1.      Configure Router A:

# Define ACL 3101 to match TCP packets.

<RouterA> system-view

[RouterA] acl number 3101

[RouterA-acl-adv-3101] rule permit tcp

[RouterA-acl-adv-3101] quit

# Define Node 5 of policy aaa so that TCP packets are forwarded via next hop 1.1.2.2.

[RouterA] policy-based-route aaa permit node 5

[RouterA-pbr-aaa-5] if-match acl 3101

[RouterA-pbr-aaa-5] apply ip-address next-hop 1.1.2.2

[RouterA-pbr-aaa-5] quit

# Apply the policy aaa to GigabitEthernet 3/1/1.

[RouterA] interface GigabitEthernet 3/1/1

[RouterA-GigabitEthernet3/1/1] ip address 10.110.0.10 255.255.255.0

[RouterA-GigabitEthernet3/1/1] ip policy-based-route aaa

[RouterA-GigabitEthernet3/1/1] quit

# Configure the IP addresses of the serial ports.

[RouterA] interface Serial 2/1/9/2:0

[RouterA-Serial2/1/9/2:0] ip address 1.1.2.1 255.255.255.0

[RouterA-Serial2/1/9/2:0] quit

[RouterA] interface Serial 2/1/9/1:0

[RouterA-Serial2/1/9/1:0] ip address 1.1.3.1 255.255.255.0

2.      Configure Router B:

# Configure a static route to subnet 10.110.0.0/24.

<RouterB> system-view

[RouterB] ip route-static 10.110.0.0 24 1.1.2.1

# Configure the IP address of the serial port.

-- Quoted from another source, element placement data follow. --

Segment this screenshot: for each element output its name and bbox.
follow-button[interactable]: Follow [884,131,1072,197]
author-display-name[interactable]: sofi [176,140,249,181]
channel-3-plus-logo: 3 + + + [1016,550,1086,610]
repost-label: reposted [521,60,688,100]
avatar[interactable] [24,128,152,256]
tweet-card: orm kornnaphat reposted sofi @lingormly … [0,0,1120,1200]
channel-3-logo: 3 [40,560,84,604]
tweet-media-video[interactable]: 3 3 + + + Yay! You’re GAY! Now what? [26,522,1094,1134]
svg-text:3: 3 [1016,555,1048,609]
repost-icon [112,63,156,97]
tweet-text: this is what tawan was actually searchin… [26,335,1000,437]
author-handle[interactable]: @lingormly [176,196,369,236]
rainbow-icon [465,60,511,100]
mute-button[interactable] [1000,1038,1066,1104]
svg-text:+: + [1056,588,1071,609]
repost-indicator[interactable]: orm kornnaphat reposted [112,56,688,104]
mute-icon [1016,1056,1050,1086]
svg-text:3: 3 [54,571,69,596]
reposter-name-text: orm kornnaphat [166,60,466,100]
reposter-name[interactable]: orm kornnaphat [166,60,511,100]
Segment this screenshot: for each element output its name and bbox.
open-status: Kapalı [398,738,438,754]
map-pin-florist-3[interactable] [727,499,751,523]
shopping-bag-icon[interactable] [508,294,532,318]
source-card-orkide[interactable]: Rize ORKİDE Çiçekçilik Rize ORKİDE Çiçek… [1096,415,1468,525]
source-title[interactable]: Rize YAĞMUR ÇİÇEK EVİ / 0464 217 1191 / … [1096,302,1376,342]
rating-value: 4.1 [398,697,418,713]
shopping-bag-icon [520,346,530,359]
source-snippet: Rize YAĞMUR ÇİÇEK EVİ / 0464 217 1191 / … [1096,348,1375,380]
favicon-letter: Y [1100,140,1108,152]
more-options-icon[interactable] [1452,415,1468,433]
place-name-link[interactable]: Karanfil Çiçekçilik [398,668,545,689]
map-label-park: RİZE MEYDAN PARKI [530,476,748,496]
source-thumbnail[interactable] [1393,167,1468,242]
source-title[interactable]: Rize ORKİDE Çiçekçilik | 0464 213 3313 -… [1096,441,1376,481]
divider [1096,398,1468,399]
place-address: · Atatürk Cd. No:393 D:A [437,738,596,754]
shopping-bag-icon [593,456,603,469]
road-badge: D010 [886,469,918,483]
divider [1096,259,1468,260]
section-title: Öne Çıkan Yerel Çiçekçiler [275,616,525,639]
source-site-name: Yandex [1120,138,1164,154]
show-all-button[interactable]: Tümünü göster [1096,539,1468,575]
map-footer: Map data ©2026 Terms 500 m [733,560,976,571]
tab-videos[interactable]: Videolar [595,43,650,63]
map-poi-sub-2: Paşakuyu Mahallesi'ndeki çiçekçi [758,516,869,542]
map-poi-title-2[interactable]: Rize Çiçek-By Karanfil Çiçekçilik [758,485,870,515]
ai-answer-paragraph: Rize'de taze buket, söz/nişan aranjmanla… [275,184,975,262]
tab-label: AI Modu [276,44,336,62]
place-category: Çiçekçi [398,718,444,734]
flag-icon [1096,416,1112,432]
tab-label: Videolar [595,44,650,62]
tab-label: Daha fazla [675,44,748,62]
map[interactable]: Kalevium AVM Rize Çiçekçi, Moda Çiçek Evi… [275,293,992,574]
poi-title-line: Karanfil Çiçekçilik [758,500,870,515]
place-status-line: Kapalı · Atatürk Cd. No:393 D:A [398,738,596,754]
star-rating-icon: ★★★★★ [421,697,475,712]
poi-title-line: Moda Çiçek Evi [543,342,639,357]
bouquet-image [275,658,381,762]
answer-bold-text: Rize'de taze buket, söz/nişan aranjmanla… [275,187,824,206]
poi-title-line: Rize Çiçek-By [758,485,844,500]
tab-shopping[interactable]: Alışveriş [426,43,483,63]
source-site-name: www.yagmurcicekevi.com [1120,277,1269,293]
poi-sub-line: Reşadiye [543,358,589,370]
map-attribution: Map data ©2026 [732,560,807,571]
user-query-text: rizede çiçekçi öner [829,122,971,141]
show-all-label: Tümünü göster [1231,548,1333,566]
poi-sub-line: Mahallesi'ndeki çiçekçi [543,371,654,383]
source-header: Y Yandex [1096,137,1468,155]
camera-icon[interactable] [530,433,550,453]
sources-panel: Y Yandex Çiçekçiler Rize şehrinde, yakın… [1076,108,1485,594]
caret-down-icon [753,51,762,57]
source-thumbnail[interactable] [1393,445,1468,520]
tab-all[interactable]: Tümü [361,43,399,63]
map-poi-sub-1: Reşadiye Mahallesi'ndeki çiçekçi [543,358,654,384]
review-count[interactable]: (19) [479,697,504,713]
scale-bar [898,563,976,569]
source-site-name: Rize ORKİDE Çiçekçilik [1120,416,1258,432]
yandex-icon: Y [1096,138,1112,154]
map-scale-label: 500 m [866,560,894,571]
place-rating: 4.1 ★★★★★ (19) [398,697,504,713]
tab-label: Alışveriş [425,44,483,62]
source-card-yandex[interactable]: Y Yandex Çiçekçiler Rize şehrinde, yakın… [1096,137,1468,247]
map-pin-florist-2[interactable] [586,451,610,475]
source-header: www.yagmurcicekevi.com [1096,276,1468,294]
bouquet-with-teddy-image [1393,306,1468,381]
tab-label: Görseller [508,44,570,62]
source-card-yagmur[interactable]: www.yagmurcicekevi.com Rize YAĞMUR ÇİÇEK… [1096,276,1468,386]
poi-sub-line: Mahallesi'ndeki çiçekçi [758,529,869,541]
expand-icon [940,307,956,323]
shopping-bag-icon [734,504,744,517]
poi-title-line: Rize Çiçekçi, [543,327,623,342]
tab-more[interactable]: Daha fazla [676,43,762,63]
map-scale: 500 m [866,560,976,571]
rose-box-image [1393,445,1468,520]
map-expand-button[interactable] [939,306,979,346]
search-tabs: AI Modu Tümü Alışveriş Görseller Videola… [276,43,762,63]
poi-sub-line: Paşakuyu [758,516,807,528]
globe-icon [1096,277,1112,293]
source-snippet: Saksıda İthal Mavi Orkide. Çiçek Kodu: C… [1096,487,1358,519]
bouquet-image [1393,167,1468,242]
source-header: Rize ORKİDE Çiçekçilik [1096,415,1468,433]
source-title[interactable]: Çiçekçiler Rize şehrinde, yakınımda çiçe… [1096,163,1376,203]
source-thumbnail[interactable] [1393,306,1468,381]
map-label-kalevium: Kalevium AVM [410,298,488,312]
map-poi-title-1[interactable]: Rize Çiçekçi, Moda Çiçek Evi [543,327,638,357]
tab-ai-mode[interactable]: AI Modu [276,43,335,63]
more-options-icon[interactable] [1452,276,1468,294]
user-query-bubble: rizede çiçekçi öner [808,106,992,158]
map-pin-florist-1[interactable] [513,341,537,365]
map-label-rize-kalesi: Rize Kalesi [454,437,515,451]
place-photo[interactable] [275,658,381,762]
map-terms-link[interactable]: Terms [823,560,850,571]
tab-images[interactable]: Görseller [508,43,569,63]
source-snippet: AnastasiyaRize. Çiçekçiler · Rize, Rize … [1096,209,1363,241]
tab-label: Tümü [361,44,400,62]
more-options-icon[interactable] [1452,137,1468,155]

[RouterB] interface Serial 3/1/9/2:0

[RouterB-Serial3/1/9/2:0] ip address 1.1.2.2 255.255.255.0

[RouterB-Serial3/1/9/2:0] quit

3.      Configure Router C:

# Configure a static route to subnet 10.110.0.0/24.

<RouterC> system-view

[RouterC] ip route-static 10.110.0.0 24 1.1.3.1

# Configure the IP address of the serial port.

[RouterC] interface Serial 3/1/9/1:0

[RouterC-Serial3/1/9/1:0] ip address 1.1.3.2 255.255.255.0

[RouterC-Serial3/1/9/1:0] quit

4.      Verify the configuration:

Configure the IP address of Host A as 10.110.0.20/24, and the gateway as 10.110.0.10.

On Host A, telnet to Router B (1.1.2.2) that is directly connected to Router A. The operation succeeds.

On Host A, telnet to Router C (1.1.3.2) that is directly connected to Router A. The operation fails.

Ping Router C from Host A. The operation succeeds.

Telnet uses TCP, and ping uses ICMP. The preceding results show that all TCP packets arriving on GigabitEthernet 3/1/1 of Router A are forwarded via next hop 1.1.2.2, and other packets are forwarded via next hop 1.1.3.2 on Router C. The PBR configuration is effective.